Grant Robertson's latest Budget may end up pleasing very few.
And that's not because it's miserly – it isn't.
But in these high-inflationary times, the whopping $6 billion in new operating spending doesn't go very far.
Robertson's last two Budgets were delivered in times of a Covid crisis and led to unprecedented borrowing and spending to keep jobs and economies afloat.
This Budget has been delivered during a cost-of-living crisis when Kiwis have not yet been weaned off the Government's Covid teat.
The Government was expected to come to the rescue, as it did, but in a very measured targeted way.
The direct relief by the Government will help the working poor and is largely temporary.
It will effectively pay two million people earning less than $70,000 an extra $27 a week for three months from August 1, at a time when inflation is expected to peak.
For low-income earners, it will be worth more than the National Party's promised tax cuts.
The fuel excise and public transport subsidies, which benefit everyone, will be extended to August – and the half-price discount made permanent for Community Card holders.
Robertson had few choices in terms of responding to the cost-of-living crisis. He could not have done nothing. He could not go over the top. Instead he has given a little to a lot – costing $1 billion.
Robertson has taken to repetitively comparing his management of the Covid economic crisis favourably with National's management of the global financial crisis.
It is slightly unseemly but understandable given the in-built bias there is to National as better economic managers.
In a bid to counter the suggestion that Labour has fuelled the inflation crisis by irresponsible spending, Robertson is at pains to point out that the current spending track will put it on a par with the last National Government's - just under 30 per cent of GDP.
A third of the Budget's new spending is on health and the boost in funding for Pharmac, $191 million over two years, and $256 for ambulances over four years.
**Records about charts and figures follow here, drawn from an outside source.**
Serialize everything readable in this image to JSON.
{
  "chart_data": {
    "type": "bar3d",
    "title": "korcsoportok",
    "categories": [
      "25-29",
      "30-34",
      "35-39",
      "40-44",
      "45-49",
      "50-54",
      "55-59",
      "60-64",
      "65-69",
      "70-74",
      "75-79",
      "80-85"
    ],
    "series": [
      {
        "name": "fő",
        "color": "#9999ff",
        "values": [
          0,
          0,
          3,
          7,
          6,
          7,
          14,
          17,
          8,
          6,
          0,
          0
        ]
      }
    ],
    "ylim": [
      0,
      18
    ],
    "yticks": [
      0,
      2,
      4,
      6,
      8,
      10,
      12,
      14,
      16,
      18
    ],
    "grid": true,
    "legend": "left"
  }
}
The greater challenge for the Government is the huge amount associated with the health reforms that start to take effect on July 1.
Part of that is on mundane items such as an IT system which is essential to a national rather than a splintered health service.
But the expectations that the Government has built up are a problem in the making.
There is no way the reforms will be able to readily meet the high expectations set to get rid of waiting lists and have more even treatment across the country.
The same goes for the expectations the Government has set in the Māori Health Authority.
For some, its funding allocation of $168 million over four years to commission health services ($33 million for the next financial year and $45 million for the year after that) will be seen as paltry.
For others, it marks the beginning of a separate health system that should not be funded at all – a classic case of the Budget pleasing no one.